I was running some benchmarks and it seems that the second solution is slightly faster than the first. However, I also compared these two versions with the code posted by other posters.

solution one:  0.648876905441
solution two:  0.634277105331
solution three (TigerhawkT3):  2.14495801926
solution four (Def_Os):  1.07884407043
solution five (leewangzhong):  0.635314941406

based on a randomly generated dictionary of 1 million keys. I think that leewangzhong's solution is really good. Besides the timing shown above, in the next experiments it's resulting slightly faster than my second solution (we are talking about milliseconds, though), like:

solution one:  0.678879022598
solution two:  0.62641787529
solution three:  2.15943193436
solution four:  1.05863213539
solution five:  0.611482858658

Itertools is really a great module!

6
On

You could use some comprehensions to simplify the code.

first = min(min(data) for (key, data) in my_data.items() if "LastFirst_" in key)
last = max(max(data) for (key, data) in my_data.items() if "LastFirst_" in key)
9
On

Use the * operator to unpack the values:

>>> my_data = {'LastFirst_1':[1, 4, 5], 'LastFirst_2':[2, 4, 6]}
>>> d = [item for k,v in my_data.items() if 'LastFirst_' in k for item in v]
>>> first = 2
>>> last = 5
>>> min(first, *d)
1
>>> max(last, *d)
6
4
On

The min and max functions are overloaded to take either multiple values (as you use it), or one sequence of values, so you can pass in iterables (e.g. lists) and get the min or max of them.

Also, if you're only interested in the values, use .values() or itervalues(). If you're interested in both, use .items() or .iteritems(). (In Python 3, there is no .iter- version.)

If you have many sequences, you can use itertools.chain to make them one long iterable.
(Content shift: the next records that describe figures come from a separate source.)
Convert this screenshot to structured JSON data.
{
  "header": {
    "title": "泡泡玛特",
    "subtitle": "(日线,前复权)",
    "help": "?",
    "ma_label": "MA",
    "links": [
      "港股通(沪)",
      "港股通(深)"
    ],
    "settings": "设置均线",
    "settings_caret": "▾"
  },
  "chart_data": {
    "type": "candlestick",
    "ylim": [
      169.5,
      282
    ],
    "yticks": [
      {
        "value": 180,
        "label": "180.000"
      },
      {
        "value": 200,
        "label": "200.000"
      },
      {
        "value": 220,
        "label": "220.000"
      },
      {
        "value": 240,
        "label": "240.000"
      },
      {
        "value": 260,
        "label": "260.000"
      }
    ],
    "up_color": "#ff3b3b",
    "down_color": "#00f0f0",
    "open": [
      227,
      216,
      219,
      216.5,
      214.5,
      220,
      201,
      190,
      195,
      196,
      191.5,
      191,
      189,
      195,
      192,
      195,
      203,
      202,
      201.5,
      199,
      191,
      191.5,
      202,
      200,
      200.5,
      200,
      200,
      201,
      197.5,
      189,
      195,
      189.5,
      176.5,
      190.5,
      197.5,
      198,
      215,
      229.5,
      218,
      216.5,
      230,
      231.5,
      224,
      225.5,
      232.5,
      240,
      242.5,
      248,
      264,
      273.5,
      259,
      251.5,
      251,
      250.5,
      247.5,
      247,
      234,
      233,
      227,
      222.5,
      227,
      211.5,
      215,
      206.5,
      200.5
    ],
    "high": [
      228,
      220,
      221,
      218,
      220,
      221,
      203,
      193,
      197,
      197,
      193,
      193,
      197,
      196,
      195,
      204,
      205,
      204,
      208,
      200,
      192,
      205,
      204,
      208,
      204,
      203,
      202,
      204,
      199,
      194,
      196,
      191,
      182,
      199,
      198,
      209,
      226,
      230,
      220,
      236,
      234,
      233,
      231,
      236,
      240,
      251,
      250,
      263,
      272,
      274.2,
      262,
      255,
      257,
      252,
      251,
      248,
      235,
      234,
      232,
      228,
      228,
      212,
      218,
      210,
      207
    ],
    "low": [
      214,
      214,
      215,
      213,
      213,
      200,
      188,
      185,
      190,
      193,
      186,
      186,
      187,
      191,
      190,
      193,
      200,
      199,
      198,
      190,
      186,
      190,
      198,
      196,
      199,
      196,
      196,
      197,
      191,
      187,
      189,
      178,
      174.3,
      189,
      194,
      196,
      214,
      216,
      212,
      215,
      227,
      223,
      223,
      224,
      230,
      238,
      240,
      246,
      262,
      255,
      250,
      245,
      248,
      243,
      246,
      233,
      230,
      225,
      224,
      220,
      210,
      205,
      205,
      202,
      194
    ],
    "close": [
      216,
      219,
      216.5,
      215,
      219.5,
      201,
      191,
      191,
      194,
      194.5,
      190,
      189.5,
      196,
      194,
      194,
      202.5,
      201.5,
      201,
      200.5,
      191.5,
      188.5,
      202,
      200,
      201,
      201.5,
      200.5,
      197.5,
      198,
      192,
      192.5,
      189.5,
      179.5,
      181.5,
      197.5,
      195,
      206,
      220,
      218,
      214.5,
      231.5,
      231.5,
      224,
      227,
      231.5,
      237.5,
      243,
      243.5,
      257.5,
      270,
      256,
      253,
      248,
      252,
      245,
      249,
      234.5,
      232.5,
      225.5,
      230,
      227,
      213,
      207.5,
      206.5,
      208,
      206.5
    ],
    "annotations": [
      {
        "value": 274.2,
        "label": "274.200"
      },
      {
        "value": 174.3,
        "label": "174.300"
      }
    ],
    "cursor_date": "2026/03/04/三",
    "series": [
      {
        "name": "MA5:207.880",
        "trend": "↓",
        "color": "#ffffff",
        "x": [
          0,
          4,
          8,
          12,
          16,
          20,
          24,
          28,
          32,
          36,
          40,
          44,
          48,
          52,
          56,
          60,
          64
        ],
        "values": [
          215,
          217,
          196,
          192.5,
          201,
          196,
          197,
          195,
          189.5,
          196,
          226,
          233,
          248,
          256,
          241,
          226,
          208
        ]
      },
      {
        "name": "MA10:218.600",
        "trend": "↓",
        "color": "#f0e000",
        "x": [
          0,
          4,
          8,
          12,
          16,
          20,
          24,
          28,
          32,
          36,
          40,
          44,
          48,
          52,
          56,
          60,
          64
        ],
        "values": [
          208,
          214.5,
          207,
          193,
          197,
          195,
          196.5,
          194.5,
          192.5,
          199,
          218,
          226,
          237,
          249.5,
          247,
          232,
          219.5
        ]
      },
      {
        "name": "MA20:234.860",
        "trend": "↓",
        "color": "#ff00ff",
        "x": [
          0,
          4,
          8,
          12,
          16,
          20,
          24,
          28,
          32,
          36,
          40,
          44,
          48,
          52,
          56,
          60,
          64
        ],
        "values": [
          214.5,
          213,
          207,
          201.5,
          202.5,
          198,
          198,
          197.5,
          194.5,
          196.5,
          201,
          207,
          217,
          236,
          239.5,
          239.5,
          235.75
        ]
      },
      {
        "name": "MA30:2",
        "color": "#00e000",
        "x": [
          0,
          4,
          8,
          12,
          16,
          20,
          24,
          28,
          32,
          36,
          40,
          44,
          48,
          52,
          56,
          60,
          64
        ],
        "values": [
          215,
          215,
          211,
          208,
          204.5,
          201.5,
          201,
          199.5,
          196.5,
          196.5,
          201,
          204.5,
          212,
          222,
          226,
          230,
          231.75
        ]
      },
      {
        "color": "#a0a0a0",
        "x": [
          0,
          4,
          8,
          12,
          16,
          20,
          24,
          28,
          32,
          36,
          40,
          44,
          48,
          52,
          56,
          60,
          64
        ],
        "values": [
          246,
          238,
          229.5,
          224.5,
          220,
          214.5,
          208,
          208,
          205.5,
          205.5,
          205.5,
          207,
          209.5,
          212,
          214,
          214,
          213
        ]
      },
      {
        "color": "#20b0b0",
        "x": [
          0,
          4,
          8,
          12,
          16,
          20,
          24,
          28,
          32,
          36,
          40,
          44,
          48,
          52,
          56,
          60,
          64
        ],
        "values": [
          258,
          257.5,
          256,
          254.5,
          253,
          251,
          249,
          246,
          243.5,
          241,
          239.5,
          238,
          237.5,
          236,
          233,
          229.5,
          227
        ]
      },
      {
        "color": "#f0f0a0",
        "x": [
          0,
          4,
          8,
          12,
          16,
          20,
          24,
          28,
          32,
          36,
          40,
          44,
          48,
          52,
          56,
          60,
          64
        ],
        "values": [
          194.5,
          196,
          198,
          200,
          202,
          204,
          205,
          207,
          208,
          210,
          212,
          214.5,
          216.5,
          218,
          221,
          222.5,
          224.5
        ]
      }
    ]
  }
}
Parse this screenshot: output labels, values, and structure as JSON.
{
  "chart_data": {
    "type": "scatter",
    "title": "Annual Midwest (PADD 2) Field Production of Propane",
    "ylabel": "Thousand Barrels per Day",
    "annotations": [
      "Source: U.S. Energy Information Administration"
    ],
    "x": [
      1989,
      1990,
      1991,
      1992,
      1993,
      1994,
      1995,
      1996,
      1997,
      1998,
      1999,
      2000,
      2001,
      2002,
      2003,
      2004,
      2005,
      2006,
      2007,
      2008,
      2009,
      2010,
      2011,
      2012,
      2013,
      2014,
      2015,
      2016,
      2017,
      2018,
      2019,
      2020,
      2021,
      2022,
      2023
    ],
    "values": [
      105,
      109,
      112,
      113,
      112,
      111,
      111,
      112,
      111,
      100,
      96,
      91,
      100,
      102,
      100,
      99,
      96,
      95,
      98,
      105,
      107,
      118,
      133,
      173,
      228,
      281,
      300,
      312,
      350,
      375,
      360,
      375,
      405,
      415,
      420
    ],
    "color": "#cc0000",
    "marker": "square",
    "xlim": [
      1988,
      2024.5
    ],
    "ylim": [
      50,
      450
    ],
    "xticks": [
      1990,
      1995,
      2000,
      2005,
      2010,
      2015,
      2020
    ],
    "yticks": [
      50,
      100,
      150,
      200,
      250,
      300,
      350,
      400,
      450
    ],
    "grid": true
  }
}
You can also manually string them along using multiple for in a single comprehension, but that can be distasteful.

import itertools

def flatten1(iterables):
    # The "list" is necessary, because we want to use this twice
    # but `chain` returns an iterator, which can only be used once.
    return list(itertools.chain(*iterables))

# Note: The "(" ")" indicates that this is an iterator, not a list.
valid_lists = (v for k,v in my_data.iteritems() if "LastFirst_" in k)
valid_values = flatten1(valid_lists)
# Alternative: [w for w in v for k,v in my_data.iteritems() if "LastFirst_" in k]  

first = min(valid_values)
last = max(valid_values)

print first, last

If the maximum and minimum elements are NOT in the dict, then the coder should decide what to do, but I would suggest that they consider allowing the default behavior of max/min (probably a raised exception, or the None value), rather than try to guess the upper or lower bound. Either one would be more Pythonic.

In Python 3, you may specify a default argument, e.g. max(valid_values, default=10000).

4
On
my_data = {'LastFirst_a': [1, 2, 34000], 'LastFirst_b': [-12000, 1, 5]}

first = 10000
last = -10000

# Note: replace .items() with .iteritems() if you're using Python 2.
relevant_data = [el for k, v in my_data.items() for el in v if "LastFirst_" in k]
# maybe faster:
# relevant_data = [el for k, v in my_data.items() for el in v if k.startswith("LastFirst_")]

first = max(first, max(relevant_data))
last = min(last, min(relevant_data))

print(first, last)